International Journal of Computer Applications |
Foundation of Computer Science (FCS), NY, USA |
Volume 186 - Number 42 |
Year of Publication: 2024 |
Authors: B. Ravikiran, Srinivasu Badugu |
10.5120/ijca2024924040 |
B. Ravikiran, Srinivasu Badugu . Sarcasm Detection in Telugu Language Text using Distinct Machine Learning Classification Algorithms. International Journal of Computer Applications. 186, 42 ( Sep 2024), 28-35. DOI=10.5120/ijca2024924040
Sarcasm detection is a growing field in Natural Language Processing (NLP). Sarcasm is identified using positive or more increased positive words, often with a negative connotation, to insult or mock others. In sentiment analysis, detecting sarcasm in the text has become critical. They reviewed numerous relevant research articles, but due to the telugu language's limited resources, detecting sarcasm in telugu language texts remains challenging. As a result, the sentiment detection model struggles to accurately identify the exact sentiment of a sarcastic statement, necessitating the development of an automated sarcasm detection system. Many researchers have trained and tested various machine learning classification algorithms to identify sarcasm, but these algorithms require a dataset as input, which often contains noise. The dataset undergoes various preprocessing techniques to eliminate noise. Gathered a Telugu conversational dataset from the Kaggle repository, developed their dataset called the Telugu News Headline dataset, labeled the statements as sarcastic or non-sarcastic by the annotators, and then input them into the proposed model.

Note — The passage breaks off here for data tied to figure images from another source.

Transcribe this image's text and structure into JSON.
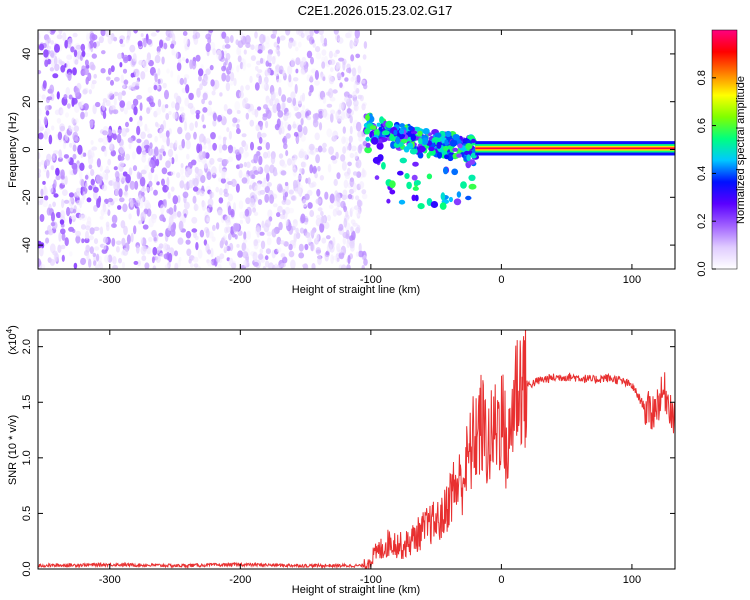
{
  "figure_title": "C2E1.2026.015.23.02.G17",
  "colors": {
    "snr_line": "#e83030",
    "axis": "#000000",
    "background": "#ffffff"
  },
  "chart_data": [
    {
      "type": "heatmap",
      "title": "",
      "xlabel": "Height of straight line (km)",
      "ylabel": "Frequency (Hz)",
      "xlim": [
        -355,
        133
      ],
      "ylim": [
        -50,
        50
      ],
      "x_ticks": [
        -300,
        -200,
        -100,
        0,
        100
      ],
      "y_ticks": [
        -40,
        -20,
        0,
        20,
        40
      ],
      "colorbar": {
        "label": "Normalized spectral amplitude",
        "range": [
          0.0,
          1.0
        ],
        "ticks": [
          "0.0",
          "0.2",
          "0.4",
          "0.6",
          "0.8"
        ],
        "tick_values": [
          0.0,
          0.2,
          0.4,
          0.6,
          0.8
        ],
        "colormap": [
          "#ffffff",
          "#e0ccff",
          "#a060ff",
          "#5a00ff",
          "#0010ff",
          "#00c8ff",
          "#00ff80",
          "#80ff00",
          "#ffff00",
          "#ff8000",
          "#ff0000",
          "#ff0080"
        ]
      },
      "regions": [
        {
          "name": "noise",
          "x_range": [
            -355,
            -104
          ],
          "freq_range": [
            -50,
            50
          ],
          "amplitude": [
            0.0,
            0.2
          ]
        },
        {
          "name": "transition",
          "x_range": [
            -104,
            -20
          ],
          "freq_center_at_start": 12,
          "freq_center_at_end": 0,
          "amplitude": [
            0.2,
            0.6
          ]
        },
        {
          "name": "tracked_signal",
          "x_range": [
            -20,
            133
          ],
          "freq_center": 0.5,
          "bandwidth": 5,
          "peak_amplitude": 0.95
        }
      ]
    },
    {
      "type": "line",
      "title": "",
      "xlabel": "Height of straight line (km)",
      "ylabel": "SNR (10 * v/v)",
      "y_multiplier_label": "(x10",
      "y_multiplier_exp": "4",
      "y_multiplier_close": ")",
      "xlim": [
        -355,
        133
      ],
      "ylim": [
        0.0,
        2.15
      ],
      "x_ticks": [
        -300,
        -200,
        -100,
        0,
        100
      ],
      "y_ticks": [
        "0.0",
        "0.5",
        "1.0",
        "1.5",
        "2.0"
      ],
      "y_tick_values": [
        0.0,
        0.5,
        1.0,
        1.5,
        2.0
      ],
      "series": [
        {
          "x": [
            -355,
            -300,
            -250,
            -200,
            -150,
            -105,
            -95,
            -85,
            -75,
            -65,
            -55,
            -45,
            -38,
            -30,
            -25,
            -20,
            -15,
            -10,
            -5,
            0,
            5,
            10,
            15,
            20,
            30,
            40,
            50,
            60,
            70,
            80,
            90,
            100,
            110,
            115,
            120,
            125,
            130,
            133
          ],
          "values": [
            0.03,
            0.04,
            0.03,
            0.04,
            0.03,
            0.03,
            0.15,
            0.25,
            0.2,
            0.3,
            0.4,
            0.45,
            0.7,
            0.8,
            1.0,
            1.2,
            1.3,
            1.1,
            1.25,
            1.4,
            1.0,
            1.6,
            1.7,
            1.65,
            1.7,
            1.72,
            1.73,
            1.72,
            1.7,
            1.72,
            1.7,
            1.65,
            1.45,
            1.4,
            1.5,
            1.6,
            1.45,
            1.3
          ]
        }
      ]
    }
  ]
}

Built the proposed model using SVM (Support Vector Machine), NB (Naive Bayes), and LR (Logistic Regression) and utilized One Hot Encoding (OHE) to transform the dataset into vectors, then fed to the Sarcasm Detection Model to determine the model accuracy. It is trained and tested the Sarcasm detection model on positive or even more positive sentences with 60:40, 70:30, 80:20, and 90:10 splitting ratios to enhance the model performance. By considering the base 70:30 split ratio the best of three algorithms, Logistic Regression resulted in accuracy rates of 65.89% on the imbalanced Telugu conversational dataset and 67.01% on the balanced Telugu conversational dataset. Logistic Regression resulted in accuracy rates of 90.07% on the imbalanced Telugu news headline dataset, and SVM resulted in an accuracy of 98.35% on the balanced Telugu conversational dataset. It is observed that Logistic Regression had better accuracy on the imbalanced and balanced Telugu conversational dataset and the imbalanced Telugu news headline dataset, whereas on the balanced Telugu news headline dataset, SVM had good accuracy. In the future, it can be applied deep learning algorithms to detect sarcasm for better accuracy.